Noch bis ins 18. Jahrhundert gab es ein entscheidendes Problem: die genaue Bestimmbarkeit der geographischen Länge. Dies führte in der Schifffahrt zu erheblichen zeitlichen und somit zu wirtschaftlichen Verlusten. Denn Schiffe mussten in bekannten Gewässern erst zur nötigen Breite und anschließend etliche Wochen die Länge absegeln um die gewünschte Position zu erreichen. Aber selbst mit dieser Methode verfuhren sich Schiffe und es kam immer wieder zu schweren Verlusten.
1714 forderte das Parlament Englands eine brauchbare Lösung dieses Problems und schrieb ein Preisgeld von 20.000 Pfund (heute entsprächen das knapp 50 Mio. €) aus, die an die oder denjenigen geht, dem es gelingt die Länge mit höchsten einen halben Grad Abweichung genau bestimmen zu können. Daraufhin machten sich die größten Astronomen und Physiker jener Zeit an die Arbeit. Allerdings auch viele Menschen mit den absurdesten Vorschlägen. Doch was nützen einem Seefahrer Mond und Sterne, wenn diese am Tag und bei dichten Wolken nicht zu sehen sind.
Der gelernte Tischler John Harrison hingegen setzte auf genaue Uhren. Die Idee an sich war nicht neu. Wenn ich die Zeit meines Heimathafens kenne und die Sonnenzeit meines Ortes ermittle, kann ich meine Position bestimmen. Allerdings galten noch um 1700 Uhren, selbst auf festen Boden, mit maximal einer Minute Abweichung pro Tag als technisch kaum realisierbar. Selbst Sir Isaac Newton bezweifelte die Umsetzung einer Uhr, die so präzise funktioniert und dass diese dann auch noch auf hoher See verlässlich tickt.
1728 stellte Harrison der Längengradkommission sein Konzept vor. 1735 seine erste Uhr. Doch wer war schon dieser John Harrison. Er war ein unbekannter Mann aus einfachen Verhältnissen und dieser Mann will es ernsthaft wagen sich u.a. mit Sir Nevil Maskelyne, der 1765 königlicher Astronom geworden war und bis zuletzt auf die Monddistanzen zur Lösung des Problems setze, zu messen? Eine törichtste Anmaßung.
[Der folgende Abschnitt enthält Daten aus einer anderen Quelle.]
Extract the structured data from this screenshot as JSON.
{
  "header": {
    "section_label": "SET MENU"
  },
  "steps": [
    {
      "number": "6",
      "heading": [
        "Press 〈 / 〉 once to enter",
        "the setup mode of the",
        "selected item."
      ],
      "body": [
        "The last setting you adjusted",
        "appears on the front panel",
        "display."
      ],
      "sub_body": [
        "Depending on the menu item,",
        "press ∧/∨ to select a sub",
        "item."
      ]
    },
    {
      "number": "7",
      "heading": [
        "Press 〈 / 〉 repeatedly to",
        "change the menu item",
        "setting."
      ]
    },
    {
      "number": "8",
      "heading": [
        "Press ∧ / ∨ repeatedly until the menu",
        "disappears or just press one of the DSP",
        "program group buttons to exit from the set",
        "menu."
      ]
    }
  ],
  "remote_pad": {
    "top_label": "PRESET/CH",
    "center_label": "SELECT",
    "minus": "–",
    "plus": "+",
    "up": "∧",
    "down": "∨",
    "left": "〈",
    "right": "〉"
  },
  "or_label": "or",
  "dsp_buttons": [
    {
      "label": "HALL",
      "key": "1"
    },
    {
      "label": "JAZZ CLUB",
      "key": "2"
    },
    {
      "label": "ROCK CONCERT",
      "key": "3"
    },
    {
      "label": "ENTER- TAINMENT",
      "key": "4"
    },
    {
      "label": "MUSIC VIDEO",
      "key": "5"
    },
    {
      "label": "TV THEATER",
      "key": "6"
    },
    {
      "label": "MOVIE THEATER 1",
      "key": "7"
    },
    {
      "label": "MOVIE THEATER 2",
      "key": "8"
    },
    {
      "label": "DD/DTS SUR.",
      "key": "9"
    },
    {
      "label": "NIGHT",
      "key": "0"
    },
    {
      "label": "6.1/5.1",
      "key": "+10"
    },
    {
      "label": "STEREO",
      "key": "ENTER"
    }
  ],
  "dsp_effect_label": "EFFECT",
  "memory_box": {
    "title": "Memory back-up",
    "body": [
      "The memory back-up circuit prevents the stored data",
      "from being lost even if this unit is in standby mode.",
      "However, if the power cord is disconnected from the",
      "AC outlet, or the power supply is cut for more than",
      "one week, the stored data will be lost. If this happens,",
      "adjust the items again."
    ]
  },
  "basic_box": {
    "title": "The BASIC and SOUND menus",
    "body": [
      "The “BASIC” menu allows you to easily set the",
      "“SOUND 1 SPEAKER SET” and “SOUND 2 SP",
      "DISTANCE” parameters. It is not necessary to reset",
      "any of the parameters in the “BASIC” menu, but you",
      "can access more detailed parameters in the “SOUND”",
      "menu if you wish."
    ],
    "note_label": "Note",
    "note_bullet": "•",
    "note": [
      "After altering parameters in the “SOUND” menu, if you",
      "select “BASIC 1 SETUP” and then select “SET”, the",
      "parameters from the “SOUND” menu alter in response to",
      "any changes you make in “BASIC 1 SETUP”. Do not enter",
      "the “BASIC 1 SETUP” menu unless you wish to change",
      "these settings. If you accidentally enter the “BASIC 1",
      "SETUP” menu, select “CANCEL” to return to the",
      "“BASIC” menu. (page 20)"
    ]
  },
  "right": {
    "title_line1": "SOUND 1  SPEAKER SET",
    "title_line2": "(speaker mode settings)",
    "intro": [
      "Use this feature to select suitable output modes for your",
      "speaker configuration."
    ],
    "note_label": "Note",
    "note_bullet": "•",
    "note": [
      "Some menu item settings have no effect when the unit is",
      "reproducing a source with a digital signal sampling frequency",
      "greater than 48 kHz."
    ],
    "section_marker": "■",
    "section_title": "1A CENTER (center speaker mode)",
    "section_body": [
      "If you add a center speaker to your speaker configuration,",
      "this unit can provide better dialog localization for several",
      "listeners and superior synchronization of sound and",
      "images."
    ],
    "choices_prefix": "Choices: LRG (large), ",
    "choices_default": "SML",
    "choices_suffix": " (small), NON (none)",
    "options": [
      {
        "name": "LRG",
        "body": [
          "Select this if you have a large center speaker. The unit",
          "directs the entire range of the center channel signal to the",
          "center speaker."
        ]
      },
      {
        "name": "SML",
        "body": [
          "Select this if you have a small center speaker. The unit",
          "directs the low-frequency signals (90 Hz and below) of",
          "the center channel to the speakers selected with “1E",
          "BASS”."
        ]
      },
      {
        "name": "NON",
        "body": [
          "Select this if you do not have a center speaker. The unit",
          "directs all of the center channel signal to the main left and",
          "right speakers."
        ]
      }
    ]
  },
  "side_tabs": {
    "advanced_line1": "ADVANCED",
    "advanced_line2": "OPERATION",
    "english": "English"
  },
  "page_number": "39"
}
So diskreditierte nicht nur Maskelyne Harrisons Vorschlag. Auch die Kommission verlangte von Harrison, dass er seine Uhr vor den Augen der Kommissionsmitgliedern auseinanderbauen sollte. Eine Demütigung.
Nach drei Jahrzehnten, vielen gebauten Uhren und erfolgreichen Schiffsreisen würdigte die Kommission endlich die Meisterleistung Harrisons, der inzwischen alt und von Gicht geplagt war, und sprach ihm 1759 ein Preisgeld in Höhe von 7.250 Pfund zu.
Warum ich diese, wie ich finde sehr bewegende, Geschichte meinem Artikel voranstelle, hat logischerweise seinen Grund. Meine zwei Geschäftspartner und ich hatten auch eine Idee. Dass diese Idee nicht in diesem Ausmaß die Welt verändert, ist selbstredend und schon gar nicht möchte ich mir etwas anmaßen. Aber unsere Idee kann und soll auch etwas verändern.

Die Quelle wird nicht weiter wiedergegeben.